Liam Nimmo

Personal information
- Date of birth: 28 December 1984 (age 41)
- Place of birth: Boston, England
- Position: Striker

Youth career
- 2001–2003: Grimsby Town

Senior career*
- Years: Team / Apps / (Gls)
- 2003–2004: Grimsby Town / 2 / (0)
- 2004–2005: Spalding United / 38 / (19)
- 2005–2007: Wisbech Town / 46 / (33)
- 2007: Holbeach United / 25 / (27)
- 2007–2008: Gainsborough Trinity
- 2008: Holbeach United
- 2008–2009: Bourne Town
- 2009–2010: Holbeach United
- 2010–2011: Boston Town
- 2011–2012: Wisbech Town
- 2012–2013: Holbeach United
- 2012: → Fishtoft (loan)
- 2013–2014: Boston Town

= Liam Nimmo =

English footballer (born 1984)

Liam Nimmo (born 28 December 1984) is an English former footballer who played as a striker.

He played in the Football League for Grimsby Town during the 2003–2004 season.

==Career==

Nimmo was born in Boston, Lincolnshire. He began his football career at Grimsby Town and earned himself a professional contract in October 2003. He was added to a squad which was rich with attacking force and boasted such players as Iffy Onuora, Michael Boulding, Phil Jevons and Isaiah Rankin.

On 12 September 2003, Nimmo made his Grimsby debut, as a 61st-minute substitute for Jonathan Rowan in an 8–1 defeat at Hartlepool United in League One. Nimmo played in Grimsby's next game, again as substitute, but that was his last first-team appearance before he was released at the end of the season.

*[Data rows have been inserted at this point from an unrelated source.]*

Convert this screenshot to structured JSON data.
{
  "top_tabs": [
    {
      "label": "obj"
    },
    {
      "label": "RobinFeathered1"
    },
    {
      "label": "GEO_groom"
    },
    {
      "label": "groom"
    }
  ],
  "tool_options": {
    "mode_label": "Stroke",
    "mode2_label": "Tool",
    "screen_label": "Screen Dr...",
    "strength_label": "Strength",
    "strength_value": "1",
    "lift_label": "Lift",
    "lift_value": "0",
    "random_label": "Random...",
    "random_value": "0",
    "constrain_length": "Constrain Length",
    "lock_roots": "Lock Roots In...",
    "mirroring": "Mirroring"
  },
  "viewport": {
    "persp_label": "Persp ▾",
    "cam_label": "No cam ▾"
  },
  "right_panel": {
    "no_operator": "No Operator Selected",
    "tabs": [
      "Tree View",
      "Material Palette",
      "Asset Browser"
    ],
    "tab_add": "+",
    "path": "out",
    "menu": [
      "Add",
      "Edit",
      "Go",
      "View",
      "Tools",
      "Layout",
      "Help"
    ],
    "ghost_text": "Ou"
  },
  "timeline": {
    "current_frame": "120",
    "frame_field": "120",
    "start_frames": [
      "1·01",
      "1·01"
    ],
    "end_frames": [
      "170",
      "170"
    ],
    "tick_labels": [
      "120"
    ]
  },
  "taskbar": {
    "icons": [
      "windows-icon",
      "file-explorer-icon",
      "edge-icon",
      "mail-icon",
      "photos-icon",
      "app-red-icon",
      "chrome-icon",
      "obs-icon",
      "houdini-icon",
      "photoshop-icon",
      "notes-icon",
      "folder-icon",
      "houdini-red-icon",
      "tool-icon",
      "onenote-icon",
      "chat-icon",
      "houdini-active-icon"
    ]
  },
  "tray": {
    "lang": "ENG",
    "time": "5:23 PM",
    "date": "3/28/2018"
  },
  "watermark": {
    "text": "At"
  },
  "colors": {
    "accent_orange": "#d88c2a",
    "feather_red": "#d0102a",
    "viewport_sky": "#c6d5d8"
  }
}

In August 2004 he signed for Spalding United, finishing the season as their leading scorer, before joining Wisbech Town in June 2005. After two prolific seasons at Wisbech, he joined Holbeach United. After a few months at Holbeach where his goalscoring continued, Nimmo chose to move to Conference North club Gainsborough Trinity, three levels above Holbeach in the league structure. After turning down a move to Boston United, Nimmo returned to Holbeach in July 2008, feeling that a back injury prevented him doing himself justice at the higher level. He walked out of the club shortly after the start of the 2008–09 season and joined Bourne Town, but returned to Holbeach once more after only one game for Bourne.

Nimmo moved on to Bourne Town, before moving back to Holbeach in 2009. He moved to Boston Town in 2010, and in July 2011 he signed for Wisbech Town.